Avez-vous noté que depuis janvier 2017, les pesticides chimiques sont passés derrière les comptoirs, dans les jardineries ? Ces produits ne sont en effet plus autorisés en libre-service et leur vente doit être accompagnée, en principe, de conseils d’usage. Considérés comme dangereux pour la santé comme pour l’environnement, les pesticides chimiques (insecticides, herbicides, désherbants, anti-nuisibles ou fongicides) seront définitivement interdits pour les jardiniers amateurs à partir de janvier 2019. Et il est possible de s’en passer dès maintenant, grâce à des pratiques qui se diffusent de plus en plus. Mais pendant que les jardiniers amateurs apprennent à se passer de ces pesticides jugés nuisibles, leur usage dans l’agriculture française ne cesse d’augmenter. Un paradoxe attristant.
Dans une brochure intitulée « Moins de produits toxiques, des conseils pour s’en passer à la maison et au jardin », L’Agence de l’environnement et de la maîtrise de l’énergie (Ademe) donne de judicieux conseils de base pour éviter d’arroser ses plates-bandes de chimie. On peut par exemple pailler le sol avec les déchets du jardin pour lutter contre les mauvaises herbes. On peut encore utiliser des variétés horticoles et potagères résistantes ou pulvériser des décoctions de plantes pour lutter contre les maladies. Et si l’on veut lutter contre les ravageurs, créer des associations de plantes est une excellente initiative.
Une toxicité avérée
Dans la même brochure, l’Ademe — qui est un établissement public et non une ONG militante, soulignons-le — explique pourquoi il est important de se passer de cet arsenal chimique dans nos jardins, sans attendre l’interdiction légale. « Leur toxicité pour l’homme peut être grave en cas d’absorption accidentelle, d’inhalation forte ou de contact avec la peau, peut-on y lire. Mais aussi en cas d’ingestion régulière de résidus de pesticides dans l’alimentation ou l’eau de boisson. Outre les empoisonnements, les pesticides sont capables d’endommager le système immunitaire ou de perturber les régulations hormonales. Ils sont également soupçonnés d’accroître le taux de certains cancers (sein, prostate) et de réduire la fécondité masculine. » Il est enfin recommandé de ne jamais jeter ses restes de produits à la poubelle et de les rapporter en magasin de jardinage ou en déchèterie.
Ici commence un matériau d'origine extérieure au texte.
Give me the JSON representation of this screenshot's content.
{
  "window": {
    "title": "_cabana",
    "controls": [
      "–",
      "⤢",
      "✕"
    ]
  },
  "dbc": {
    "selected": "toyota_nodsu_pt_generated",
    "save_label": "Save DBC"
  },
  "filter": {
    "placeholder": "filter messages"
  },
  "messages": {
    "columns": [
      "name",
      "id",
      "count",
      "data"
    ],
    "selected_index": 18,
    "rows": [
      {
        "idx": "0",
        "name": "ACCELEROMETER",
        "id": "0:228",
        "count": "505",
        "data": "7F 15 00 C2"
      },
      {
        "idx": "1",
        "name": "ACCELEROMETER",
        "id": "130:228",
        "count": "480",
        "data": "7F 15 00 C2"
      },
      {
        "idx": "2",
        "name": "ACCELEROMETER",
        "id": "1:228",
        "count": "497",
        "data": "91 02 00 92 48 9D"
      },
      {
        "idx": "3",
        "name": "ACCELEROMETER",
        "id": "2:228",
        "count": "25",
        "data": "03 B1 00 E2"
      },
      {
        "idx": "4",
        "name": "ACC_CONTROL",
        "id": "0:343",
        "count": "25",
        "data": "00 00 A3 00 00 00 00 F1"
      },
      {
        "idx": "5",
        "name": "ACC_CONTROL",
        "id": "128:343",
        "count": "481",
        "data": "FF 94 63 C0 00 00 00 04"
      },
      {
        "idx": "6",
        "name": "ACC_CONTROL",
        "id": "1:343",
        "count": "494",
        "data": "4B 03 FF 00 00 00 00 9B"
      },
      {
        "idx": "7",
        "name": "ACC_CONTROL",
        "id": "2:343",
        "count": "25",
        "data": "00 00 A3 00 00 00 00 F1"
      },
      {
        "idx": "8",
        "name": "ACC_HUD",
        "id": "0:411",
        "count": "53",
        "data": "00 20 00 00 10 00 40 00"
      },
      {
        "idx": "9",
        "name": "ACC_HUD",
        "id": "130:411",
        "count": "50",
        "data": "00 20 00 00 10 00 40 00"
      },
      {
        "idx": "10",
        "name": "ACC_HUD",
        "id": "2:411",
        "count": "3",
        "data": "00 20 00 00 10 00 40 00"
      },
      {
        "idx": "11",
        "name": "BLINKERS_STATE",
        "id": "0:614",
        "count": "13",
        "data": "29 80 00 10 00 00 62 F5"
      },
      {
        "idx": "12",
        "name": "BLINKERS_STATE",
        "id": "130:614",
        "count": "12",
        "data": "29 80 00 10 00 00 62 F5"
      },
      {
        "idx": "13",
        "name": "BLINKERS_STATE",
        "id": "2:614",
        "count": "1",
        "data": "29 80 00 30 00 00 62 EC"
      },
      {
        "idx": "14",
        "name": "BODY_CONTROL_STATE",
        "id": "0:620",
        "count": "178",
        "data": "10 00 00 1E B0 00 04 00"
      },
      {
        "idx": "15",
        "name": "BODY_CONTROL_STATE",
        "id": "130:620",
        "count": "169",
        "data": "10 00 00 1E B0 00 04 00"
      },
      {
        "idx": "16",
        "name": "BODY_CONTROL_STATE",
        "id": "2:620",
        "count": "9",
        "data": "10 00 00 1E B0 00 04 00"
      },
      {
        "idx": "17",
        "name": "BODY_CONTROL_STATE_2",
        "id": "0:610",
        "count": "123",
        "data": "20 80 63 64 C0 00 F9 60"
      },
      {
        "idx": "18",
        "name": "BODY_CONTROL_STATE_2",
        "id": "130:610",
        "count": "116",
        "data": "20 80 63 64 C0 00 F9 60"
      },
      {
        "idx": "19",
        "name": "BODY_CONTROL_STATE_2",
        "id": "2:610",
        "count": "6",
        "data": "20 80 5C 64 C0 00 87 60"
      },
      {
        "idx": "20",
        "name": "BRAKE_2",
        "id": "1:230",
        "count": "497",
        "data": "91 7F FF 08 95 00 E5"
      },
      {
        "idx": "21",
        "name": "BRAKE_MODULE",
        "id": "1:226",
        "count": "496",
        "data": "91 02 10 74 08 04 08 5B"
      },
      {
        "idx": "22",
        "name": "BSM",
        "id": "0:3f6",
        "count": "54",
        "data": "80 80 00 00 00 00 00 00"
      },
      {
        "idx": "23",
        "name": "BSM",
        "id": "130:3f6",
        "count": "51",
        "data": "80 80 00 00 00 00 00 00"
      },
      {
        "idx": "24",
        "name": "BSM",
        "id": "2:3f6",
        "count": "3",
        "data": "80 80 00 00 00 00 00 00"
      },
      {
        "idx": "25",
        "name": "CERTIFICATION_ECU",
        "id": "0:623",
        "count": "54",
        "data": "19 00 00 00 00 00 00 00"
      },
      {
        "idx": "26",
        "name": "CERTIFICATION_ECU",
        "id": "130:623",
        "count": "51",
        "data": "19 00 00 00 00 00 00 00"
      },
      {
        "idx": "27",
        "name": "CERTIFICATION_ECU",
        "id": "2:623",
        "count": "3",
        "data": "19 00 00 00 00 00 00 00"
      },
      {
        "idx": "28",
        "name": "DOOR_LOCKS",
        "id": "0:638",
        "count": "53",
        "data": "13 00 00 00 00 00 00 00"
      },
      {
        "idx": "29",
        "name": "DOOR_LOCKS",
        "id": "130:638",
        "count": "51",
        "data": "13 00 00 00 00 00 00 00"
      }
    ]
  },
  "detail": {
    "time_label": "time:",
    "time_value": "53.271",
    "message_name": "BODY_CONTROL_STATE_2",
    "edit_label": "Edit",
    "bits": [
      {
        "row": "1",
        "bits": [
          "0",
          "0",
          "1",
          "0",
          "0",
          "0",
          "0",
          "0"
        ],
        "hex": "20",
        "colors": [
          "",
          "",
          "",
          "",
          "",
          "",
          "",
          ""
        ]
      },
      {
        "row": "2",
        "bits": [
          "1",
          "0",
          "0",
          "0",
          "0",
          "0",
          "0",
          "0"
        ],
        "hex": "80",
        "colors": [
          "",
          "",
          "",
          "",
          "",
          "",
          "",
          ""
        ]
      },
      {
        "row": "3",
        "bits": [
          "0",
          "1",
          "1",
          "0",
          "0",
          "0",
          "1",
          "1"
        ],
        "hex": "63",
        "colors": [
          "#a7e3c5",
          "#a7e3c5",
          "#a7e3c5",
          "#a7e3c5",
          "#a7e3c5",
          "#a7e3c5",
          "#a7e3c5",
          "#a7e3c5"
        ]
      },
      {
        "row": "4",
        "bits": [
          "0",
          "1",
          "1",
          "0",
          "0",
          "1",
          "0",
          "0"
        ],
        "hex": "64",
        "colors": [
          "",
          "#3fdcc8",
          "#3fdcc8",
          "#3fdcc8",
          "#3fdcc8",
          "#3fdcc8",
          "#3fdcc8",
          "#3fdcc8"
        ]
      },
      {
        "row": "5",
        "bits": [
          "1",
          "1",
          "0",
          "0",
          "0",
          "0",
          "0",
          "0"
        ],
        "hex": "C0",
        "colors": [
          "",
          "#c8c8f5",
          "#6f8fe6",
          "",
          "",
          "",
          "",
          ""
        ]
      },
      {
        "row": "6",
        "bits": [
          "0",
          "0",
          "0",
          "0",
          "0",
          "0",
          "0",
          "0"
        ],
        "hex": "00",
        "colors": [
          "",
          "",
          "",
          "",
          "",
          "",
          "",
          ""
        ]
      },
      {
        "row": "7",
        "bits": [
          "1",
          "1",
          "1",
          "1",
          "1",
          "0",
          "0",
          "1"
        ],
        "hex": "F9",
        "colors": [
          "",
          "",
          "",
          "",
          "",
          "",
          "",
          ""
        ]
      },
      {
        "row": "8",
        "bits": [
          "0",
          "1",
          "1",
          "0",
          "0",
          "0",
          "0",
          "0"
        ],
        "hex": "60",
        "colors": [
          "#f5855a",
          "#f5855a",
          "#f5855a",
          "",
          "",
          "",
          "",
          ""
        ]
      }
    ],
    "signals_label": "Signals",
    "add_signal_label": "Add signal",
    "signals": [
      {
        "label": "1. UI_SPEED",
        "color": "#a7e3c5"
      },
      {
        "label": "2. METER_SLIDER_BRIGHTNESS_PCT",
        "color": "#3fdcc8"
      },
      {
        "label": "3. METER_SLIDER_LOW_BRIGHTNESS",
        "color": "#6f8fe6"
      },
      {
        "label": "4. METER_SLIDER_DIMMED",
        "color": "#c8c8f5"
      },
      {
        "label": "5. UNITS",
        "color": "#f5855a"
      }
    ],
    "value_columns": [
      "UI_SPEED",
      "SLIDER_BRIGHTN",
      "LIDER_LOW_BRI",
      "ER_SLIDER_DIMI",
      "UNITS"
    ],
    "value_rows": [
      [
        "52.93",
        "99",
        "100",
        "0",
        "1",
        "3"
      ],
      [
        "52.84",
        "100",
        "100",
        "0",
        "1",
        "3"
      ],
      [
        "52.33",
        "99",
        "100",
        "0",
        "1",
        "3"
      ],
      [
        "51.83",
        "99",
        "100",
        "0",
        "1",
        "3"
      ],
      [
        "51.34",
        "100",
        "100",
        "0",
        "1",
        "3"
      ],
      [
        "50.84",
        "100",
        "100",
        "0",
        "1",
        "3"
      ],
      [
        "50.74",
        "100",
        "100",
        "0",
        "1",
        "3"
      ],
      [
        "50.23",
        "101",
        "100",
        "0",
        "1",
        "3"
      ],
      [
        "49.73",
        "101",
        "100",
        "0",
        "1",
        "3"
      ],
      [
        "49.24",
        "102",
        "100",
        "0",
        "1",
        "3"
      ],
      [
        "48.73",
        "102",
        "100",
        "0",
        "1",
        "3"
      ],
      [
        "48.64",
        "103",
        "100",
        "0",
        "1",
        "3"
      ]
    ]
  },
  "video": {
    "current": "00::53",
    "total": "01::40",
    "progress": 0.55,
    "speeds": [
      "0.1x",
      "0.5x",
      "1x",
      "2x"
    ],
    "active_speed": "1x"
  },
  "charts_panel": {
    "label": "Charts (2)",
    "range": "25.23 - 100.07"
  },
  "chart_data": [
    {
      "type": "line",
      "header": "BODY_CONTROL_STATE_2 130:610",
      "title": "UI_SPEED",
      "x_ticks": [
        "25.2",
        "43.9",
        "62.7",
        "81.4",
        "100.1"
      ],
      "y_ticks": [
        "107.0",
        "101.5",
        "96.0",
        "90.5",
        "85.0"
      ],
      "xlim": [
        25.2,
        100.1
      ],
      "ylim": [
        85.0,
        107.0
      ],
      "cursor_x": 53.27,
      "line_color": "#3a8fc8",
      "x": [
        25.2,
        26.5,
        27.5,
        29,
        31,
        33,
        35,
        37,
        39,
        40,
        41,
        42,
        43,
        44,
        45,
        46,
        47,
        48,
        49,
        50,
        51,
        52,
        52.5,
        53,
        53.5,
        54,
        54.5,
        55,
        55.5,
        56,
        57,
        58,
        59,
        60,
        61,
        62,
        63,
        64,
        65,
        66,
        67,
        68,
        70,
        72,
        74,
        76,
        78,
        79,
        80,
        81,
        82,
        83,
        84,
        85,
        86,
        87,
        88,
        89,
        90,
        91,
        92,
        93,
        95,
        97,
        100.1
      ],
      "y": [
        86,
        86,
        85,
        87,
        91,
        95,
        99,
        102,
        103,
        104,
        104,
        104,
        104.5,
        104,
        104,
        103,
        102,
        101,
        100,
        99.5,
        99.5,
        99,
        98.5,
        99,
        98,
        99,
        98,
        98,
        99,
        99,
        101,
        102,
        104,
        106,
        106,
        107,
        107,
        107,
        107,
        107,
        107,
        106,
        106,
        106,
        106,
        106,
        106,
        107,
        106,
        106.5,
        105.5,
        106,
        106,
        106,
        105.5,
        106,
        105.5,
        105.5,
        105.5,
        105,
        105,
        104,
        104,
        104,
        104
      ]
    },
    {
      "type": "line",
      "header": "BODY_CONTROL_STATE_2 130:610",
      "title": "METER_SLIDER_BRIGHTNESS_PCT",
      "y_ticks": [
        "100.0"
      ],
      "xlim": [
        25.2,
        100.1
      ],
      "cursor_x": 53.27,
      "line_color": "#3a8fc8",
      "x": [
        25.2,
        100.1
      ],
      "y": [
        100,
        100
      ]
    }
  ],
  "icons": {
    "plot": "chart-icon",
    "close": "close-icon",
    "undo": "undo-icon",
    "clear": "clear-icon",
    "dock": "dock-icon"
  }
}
Que les jardiniers amateurs soient contraints de se passer de tels poisons est une excellente nouvelle qu’il faut célébrer. Ils déversent chaque année 2000 tonnes de pesticides sur leurs pelouses et leurs potagers, selon l’association Générations Futures. Ce sera toujours ça de moins. Mais rappelons que les jardins particuliers ne reçoivent que 2% de ces produits si contestés. 8% étant déversés sur les espaces verts et le reste, soit 90% et 76 000 tonnes, étant consacrés à l’agriculture, selon les données recueillies par Générations Futures.
Inertie gouvernementale
Et cette bonne nouvelle de la fin des pesticides dans les jardins, en souligne une autre, révoltante. Malgré l’engagement pris par le gouvernement, à la suite du Grenelle de l’environnement en 2008, de réduire l’usage des pesticides de moitié en dix ans, leur utilisation est en hausse.
Au niveau national, le recours aux produits phytosanitaires a augmenté de 5,8% entre la période 2011-2012-2013 et la période 2012-2013-2014 et de 9,4% entre 2013 et 2014 », selon le ministère de l’agriculture.
Or, rien ne semble avancer dans le bon sens au sommet de l’état. En témoigne le claquement de porte, au début de ce mois, de Delphine Batho. La députée a démissionné d’une mission d’information parlementaire sur l’utilisation des produits phytosanitaires en France car elle jugeait son rapport final « pas du tout à la hauteur des enjeux ». Alors oui, nous allons biner nos allées pour les désherber plutôt que d’y déverser des produits nuisibles. Mais exigeons aussi de nos gouvernants des mesures urgentes pour réduire drastiquement les produits dangereux dans les champs.